El principal, por ejemplo, que el abuelo se quedaría solo allá;
sin mí.
»— Cachorra,
vas a estar bien, ¿sí? — me
había
pedido por la tarde mientras íbamos en su auto rumbo a la nueva
casa que Gisell había comprado, y de la que se había hablado hasta el hartazgo.
Asentí fuertemente, sin atreverme a despegar los ojos de la ventana para
mirarlo —. Joan y Petardo van a estar contigo, así que solo ignora cualquier
comentario tonto de Corín o Gisell.
»— Sí,
abuelo — me esforcé en
responder, pero la voz me salió ahogada de tanto que apretaba la garganta.
No me gustaba la idea de mudarme a una ciudad tan grande cuando
había pasado la mayor parte de mi vida en una localidad pequeña,
con campos abiertos preciosísimos rodeando la vieja casa del
abuelo. Con el sol filtrándose por las ventanas todas las
mañanas
y con el bonito espectáculo que brindaban las espigas al mecerse con el viento vespertino.
Pero eso era algo que a Gisell no le importaba.
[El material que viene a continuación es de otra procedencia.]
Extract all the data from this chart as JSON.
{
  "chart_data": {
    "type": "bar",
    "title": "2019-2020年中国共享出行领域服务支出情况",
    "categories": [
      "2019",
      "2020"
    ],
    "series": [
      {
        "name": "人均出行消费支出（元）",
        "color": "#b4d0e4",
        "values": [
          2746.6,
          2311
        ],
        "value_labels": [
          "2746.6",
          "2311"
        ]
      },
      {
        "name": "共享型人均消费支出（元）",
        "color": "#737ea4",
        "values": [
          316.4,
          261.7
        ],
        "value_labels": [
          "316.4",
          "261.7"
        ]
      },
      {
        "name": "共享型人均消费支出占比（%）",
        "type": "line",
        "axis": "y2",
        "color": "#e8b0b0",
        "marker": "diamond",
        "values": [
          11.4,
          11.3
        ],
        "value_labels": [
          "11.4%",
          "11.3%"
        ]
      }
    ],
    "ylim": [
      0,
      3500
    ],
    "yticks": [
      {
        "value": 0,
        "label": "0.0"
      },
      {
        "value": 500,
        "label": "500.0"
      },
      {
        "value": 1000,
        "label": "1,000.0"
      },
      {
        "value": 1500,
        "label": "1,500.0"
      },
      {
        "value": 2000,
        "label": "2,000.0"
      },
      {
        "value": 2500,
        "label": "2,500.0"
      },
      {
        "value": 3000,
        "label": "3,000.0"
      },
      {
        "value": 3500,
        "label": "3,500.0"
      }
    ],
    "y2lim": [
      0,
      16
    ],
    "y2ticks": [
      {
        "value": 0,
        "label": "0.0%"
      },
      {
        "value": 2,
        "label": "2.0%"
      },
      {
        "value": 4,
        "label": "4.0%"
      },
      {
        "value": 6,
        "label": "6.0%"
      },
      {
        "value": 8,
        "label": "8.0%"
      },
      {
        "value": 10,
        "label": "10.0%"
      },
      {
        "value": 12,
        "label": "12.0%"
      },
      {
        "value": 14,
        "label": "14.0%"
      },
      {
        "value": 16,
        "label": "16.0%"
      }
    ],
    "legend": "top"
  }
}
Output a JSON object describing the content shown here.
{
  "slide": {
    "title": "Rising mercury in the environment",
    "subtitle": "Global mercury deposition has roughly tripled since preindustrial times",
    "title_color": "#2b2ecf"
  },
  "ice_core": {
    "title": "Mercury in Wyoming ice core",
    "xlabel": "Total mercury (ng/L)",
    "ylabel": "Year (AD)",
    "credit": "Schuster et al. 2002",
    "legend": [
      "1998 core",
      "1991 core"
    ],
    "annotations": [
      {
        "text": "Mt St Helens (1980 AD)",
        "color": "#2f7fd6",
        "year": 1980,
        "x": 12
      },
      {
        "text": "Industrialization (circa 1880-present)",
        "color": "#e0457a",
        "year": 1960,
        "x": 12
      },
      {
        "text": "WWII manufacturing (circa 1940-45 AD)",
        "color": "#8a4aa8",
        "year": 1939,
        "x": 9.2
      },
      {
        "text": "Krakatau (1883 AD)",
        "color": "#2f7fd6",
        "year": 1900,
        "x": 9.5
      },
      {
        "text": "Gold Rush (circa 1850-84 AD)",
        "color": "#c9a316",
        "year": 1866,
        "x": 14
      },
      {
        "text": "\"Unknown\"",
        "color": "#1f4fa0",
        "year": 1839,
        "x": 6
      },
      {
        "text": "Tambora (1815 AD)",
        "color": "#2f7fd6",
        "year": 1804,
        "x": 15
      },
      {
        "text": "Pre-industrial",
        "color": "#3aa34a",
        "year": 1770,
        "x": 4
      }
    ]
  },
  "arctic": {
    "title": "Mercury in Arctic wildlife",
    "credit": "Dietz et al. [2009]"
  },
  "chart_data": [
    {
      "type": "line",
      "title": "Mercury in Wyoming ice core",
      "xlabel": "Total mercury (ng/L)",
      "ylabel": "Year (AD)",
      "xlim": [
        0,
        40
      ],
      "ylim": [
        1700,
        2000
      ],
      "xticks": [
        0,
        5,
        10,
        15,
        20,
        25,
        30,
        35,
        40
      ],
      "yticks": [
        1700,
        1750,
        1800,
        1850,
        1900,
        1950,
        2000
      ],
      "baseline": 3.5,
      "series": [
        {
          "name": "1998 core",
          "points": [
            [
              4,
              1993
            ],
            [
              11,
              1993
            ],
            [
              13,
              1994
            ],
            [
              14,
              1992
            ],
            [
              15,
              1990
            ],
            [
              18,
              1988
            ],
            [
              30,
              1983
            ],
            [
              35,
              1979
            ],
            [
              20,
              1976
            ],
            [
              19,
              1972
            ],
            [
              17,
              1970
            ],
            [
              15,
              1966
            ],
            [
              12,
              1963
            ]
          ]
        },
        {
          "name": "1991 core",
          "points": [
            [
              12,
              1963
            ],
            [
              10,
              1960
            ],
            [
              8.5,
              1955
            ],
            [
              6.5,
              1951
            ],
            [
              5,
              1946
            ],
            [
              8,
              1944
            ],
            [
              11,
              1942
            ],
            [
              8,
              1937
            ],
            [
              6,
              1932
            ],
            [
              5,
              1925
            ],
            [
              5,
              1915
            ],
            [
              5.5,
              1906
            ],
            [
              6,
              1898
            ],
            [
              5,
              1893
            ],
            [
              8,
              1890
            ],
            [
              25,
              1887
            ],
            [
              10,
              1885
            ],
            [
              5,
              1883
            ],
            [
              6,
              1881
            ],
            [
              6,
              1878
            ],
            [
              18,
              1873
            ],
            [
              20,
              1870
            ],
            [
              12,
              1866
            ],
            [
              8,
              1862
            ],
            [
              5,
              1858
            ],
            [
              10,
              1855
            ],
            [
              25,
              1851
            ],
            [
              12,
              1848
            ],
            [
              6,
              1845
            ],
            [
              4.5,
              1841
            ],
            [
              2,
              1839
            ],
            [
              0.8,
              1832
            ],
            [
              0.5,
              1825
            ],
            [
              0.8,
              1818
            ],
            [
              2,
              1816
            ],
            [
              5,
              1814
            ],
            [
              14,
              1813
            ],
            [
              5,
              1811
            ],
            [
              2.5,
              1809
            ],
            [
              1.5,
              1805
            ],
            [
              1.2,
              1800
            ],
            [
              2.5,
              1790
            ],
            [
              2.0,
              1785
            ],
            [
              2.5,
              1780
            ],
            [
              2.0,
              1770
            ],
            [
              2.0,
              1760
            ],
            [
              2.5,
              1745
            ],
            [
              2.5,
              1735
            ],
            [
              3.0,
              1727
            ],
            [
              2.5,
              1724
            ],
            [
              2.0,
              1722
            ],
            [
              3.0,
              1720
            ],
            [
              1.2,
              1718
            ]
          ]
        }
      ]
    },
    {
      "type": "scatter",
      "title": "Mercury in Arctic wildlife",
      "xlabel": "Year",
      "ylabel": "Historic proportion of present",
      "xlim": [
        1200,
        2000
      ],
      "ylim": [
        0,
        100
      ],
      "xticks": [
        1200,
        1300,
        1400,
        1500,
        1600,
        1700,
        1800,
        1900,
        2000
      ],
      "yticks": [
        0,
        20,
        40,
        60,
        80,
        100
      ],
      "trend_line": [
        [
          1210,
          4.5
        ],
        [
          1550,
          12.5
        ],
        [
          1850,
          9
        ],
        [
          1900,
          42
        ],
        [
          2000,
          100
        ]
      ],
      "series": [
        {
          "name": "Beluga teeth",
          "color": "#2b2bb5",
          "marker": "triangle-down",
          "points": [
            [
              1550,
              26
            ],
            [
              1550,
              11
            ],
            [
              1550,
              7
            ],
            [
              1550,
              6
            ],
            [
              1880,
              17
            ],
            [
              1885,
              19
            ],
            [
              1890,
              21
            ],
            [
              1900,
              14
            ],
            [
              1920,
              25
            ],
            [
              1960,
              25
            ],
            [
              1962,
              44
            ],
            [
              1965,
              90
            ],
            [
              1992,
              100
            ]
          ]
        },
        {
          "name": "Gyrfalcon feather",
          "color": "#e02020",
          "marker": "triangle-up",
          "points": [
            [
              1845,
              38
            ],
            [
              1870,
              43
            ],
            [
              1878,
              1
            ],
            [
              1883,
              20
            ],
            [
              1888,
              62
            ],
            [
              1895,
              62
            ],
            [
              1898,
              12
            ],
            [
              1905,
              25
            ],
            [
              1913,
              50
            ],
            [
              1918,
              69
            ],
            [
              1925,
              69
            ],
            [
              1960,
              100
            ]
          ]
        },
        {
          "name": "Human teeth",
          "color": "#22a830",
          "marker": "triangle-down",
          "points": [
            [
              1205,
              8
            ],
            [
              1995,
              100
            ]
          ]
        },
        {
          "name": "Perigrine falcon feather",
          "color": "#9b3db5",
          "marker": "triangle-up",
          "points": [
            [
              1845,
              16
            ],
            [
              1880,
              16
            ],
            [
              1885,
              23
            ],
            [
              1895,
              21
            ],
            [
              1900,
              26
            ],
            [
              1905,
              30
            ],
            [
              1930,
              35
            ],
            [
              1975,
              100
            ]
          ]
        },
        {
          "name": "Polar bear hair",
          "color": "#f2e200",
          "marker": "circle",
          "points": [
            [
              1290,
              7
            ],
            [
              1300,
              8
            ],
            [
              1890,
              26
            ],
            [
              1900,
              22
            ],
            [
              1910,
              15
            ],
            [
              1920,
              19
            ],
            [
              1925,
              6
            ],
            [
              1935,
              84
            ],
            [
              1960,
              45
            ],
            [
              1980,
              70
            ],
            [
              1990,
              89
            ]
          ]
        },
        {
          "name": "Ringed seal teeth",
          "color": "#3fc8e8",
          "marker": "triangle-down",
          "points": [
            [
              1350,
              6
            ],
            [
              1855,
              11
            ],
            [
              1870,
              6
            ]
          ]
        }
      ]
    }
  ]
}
Al igual que
cualquiera de mis opiniones, a decir verdad.
»—
Tienes que estudiar, Cachorra, y no hay mejor lugar que Lirau para hacerlo.
»— La
escuela a la que iba allá también era buena, abuelo Cides —
protesté.
»— Sí,
hija, lo sé; pero el próximo año ya deberías
empezar la universidad, y la que tanto querías
está allá.
Y ahora que Gisell acaba de comprar el dichoso “palacio” ese,
pues va a ser más sencillo que lo hagas. Además, también podrán estar con Joan:
él ya no tendrá que vivir en esa habitación alquilada.
Bueno, por ese lado el asunto pintaba bastante bien. Joan, mi
hermano mayor, había dejado Asiri hace un año
para juntar dinero y pagarse él mismo la universidad. Gisell y
el abuelo habían insistido en que ellos podían costearle los estudios, pero él,
tan testarudo como siempre, se rehusó y emprendió en solitario su viaje a Lirau
dispuesto a “ganarse la vida”, como siempre repetía.
Por mi lado el asunto era otro. De pequeña
repetía que quería estudiar en la misma
universidad a la que fue papá; pero claro, a esa edad no comprendía que
“estudiar en Lirau” implicaba mudarme, dejar al abuelo e incluir a Gisell y a
Corín en la bolsa de viaje.
Además, ahora ni siquiera estaba segura de si realmente quería ir
a la universidad.
»— No, Cachorra.
Los estudios son muy importantes; son de lo que dependerá tu futuro.
»— Pero…
»— ¡Chitón!
Ni una palabra más, jovencita.
Me dejé caer sobre el asiento, derrotada.
El abuelo Cides es un hombre alto, de cabellos canos, bigote
poblado color gris y una masa muscular que cualquier individuo de setenta y
cinco años envidiaría.
Desde que mi memoria dejó de almacenar recuerdos borrosos
de la primera infancia, todo lo que mi mente trae a modo de remembranza es su
rostro amable y esa voz tan bonita con la que solía
narrarme los cuentos que siempre le pedía.
He vivido con él desde los cinco años.
Ahora, con diecisiete a cuestas, era más que evidente que me dolería la
separación.
Cuando escuché la palabra “mudanza”, sentí como si una roca enorme
me aplastara.
»—
Abuelo…
»— ¿Sí, Cachorra?
Árbol tras árbol pasaba frente a mis ojos: de pequeña
siempre le preguntaba por qué parecía que
nos seguían.
»— ¿Vas a
extrañarme?
Soltó una risotada:
»— ¡Ni
tanto! Ahora voy a tener más tiempo para leer todos esos libros que dejó la
loca de tu abuela. Y me va a venir bien descansar un poco de todos esos
grititos de: “¡Abuelo, abuelo!”, que me soltabas
cuando volvías de la escuela. — Me reí un poco ante la imitación boba de mi voz.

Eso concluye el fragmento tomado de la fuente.